PITTSBURGH - Exactly 25 years have passed since Willie Stargell was elected to the Hall of Fame on the first ballot.
It's been 13 years since Stargell died on the eve of PNC Park's opening.
With the Pirates relevant again, it's the perfect time for "Pops, The Willie Stargell Story" by Richard "Pete" Peterson (Triumph Books, 24.95). The book is a solid summation of Stargell's career with the organization, which started in 1958, when he was signed off the Oakland, Cal. sandlots.
Stargell first came to the Pirates as a September recall in 1962, then made the team out of spring training in 1963. He stayed through 1982, winning World Series in 1971 and 1979.
Along the way, he collected 475 home runs and an impressive number of friends. He was beloved by teammates and opposing players alike.
When he started handing out gold stars for superior accomplishments, players on other teams asked for them.
He was easily the most popular player on the team. Stargell had time and a good word for just about everyone, even as he was putting bruises on ballparks all over the National League.
So many of the landmarks are gone now. The upper deck he reached at Three Rivers Stadium was wired with dynamite and crumbled. Baseball is a memory in Montreal, and so is the swimming pool beyond the right field fence at Parc Jarry where Stargell deposited a baseball.
For as long as Philadelphia's Veterans Stadium stood, there was a marker in the upper deck which commemorated a Stargell blast. Thankfully, Dodger Stadium is still around so people can point to remote spot which Stargell reached with that familiar swing.

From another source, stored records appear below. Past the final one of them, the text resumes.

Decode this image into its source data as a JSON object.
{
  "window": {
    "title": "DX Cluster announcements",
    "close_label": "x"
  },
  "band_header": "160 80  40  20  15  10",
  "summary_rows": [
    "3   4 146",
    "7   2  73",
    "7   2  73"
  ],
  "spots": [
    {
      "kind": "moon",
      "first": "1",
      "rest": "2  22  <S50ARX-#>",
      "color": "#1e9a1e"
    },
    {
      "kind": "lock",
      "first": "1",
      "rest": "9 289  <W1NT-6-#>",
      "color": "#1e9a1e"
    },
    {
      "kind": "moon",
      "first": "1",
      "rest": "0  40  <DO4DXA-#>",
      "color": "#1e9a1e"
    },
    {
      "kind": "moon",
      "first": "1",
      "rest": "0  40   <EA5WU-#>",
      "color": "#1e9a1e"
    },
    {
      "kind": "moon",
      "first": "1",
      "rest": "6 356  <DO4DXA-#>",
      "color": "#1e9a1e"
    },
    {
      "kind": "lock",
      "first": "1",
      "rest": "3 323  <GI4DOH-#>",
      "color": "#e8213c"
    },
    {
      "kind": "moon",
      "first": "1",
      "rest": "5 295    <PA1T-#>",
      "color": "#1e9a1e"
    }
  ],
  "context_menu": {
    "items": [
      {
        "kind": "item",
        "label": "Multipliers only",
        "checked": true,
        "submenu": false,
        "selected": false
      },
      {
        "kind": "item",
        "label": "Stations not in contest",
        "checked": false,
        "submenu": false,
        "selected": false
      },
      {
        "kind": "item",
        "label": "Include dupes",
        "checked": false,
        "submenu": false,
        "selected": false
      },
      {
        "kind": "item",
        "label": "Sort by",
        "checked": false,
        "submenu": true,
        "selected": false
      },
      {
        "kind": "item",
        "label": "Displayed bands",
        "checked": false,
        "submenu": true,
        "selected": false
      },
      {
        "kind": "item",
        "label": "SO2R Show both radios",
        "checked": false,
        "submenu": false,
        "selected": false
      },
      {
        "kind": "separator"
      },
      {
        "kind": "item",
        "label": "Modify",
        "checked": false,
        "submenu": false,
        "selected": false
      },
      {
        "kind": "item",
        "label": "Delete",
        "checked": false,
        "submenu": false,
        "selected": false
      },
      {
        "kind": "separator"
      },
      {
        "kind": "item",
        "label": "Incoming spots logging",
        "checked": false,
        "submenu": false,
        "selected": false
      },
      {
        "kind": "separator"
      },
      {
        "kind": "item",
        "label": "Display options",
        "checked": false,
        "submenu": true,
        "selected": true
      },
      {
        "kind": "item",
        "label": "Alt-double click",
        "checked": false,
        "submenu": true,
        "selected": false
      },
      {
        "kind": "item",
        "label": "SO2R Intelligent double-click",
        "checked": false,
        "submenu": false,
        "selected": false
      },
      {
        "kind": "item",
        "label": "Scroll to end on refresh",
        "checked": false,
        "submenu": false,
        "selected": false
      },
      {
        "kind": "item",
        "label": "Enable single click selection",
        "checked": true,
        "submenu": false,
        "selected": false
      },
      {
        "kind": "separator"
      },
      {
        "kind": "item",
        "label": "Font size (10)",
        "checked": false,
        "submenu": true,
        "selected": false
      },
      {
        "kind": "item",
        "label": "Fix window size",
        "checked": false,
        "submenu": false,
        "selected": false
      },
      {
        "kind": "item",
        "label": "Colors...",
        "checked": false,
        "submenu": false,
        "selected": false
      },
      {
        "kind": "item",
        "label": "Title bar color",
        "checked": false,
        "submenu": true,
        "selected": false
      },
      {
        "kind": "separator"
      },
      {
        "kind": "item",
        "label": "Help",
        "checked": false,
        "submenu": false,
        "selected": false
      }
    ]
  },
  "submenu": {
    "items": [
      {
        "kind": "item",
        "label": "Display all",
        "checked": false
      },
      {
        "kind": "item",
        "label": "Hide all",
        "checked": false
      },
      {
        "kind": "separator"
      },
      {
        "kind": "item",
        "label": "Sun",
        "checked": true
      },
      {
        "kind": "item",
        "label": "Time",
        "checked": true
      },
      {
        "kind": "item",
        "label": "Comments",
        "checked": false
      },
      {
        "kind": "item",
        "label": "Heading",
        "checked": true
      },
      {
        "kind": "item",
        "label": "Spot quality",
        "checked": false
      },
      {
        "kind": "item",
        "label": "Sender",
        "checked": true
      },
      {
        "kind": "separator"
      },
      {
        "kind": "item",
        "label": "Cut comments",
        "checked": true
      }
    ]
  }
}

Peterson's book pretty much keeps things on the field. Things weren't always so sunny away from the ballpark. Stargell was married three times, and probably wasn't as good a father as he could have been to his kids.
There was a messy split from the Pirates when Stargell followed Chuck Tanner to Atlanta in 1985. It took time, but the rift was repaired and Stargell made his way back to Pittsburgh in a front office role.
Sadly, poor health prevented him from ever contributing much. Just getting around was an ordeal. Stargell turned a deaf ear to spring training autograph seekers because he couldn't stand and sign.
Fatigued from the 20-yard walk from the Pirates' offices at Three Rivers Stadium, he sat down in the clubhouse and immediately fell asleep in the noisy environment. It was a slow and sad decline.
He was a bigger than life presence in Pirates history. Those who remember him, and those just getting acquainted, will benefit from reading this book.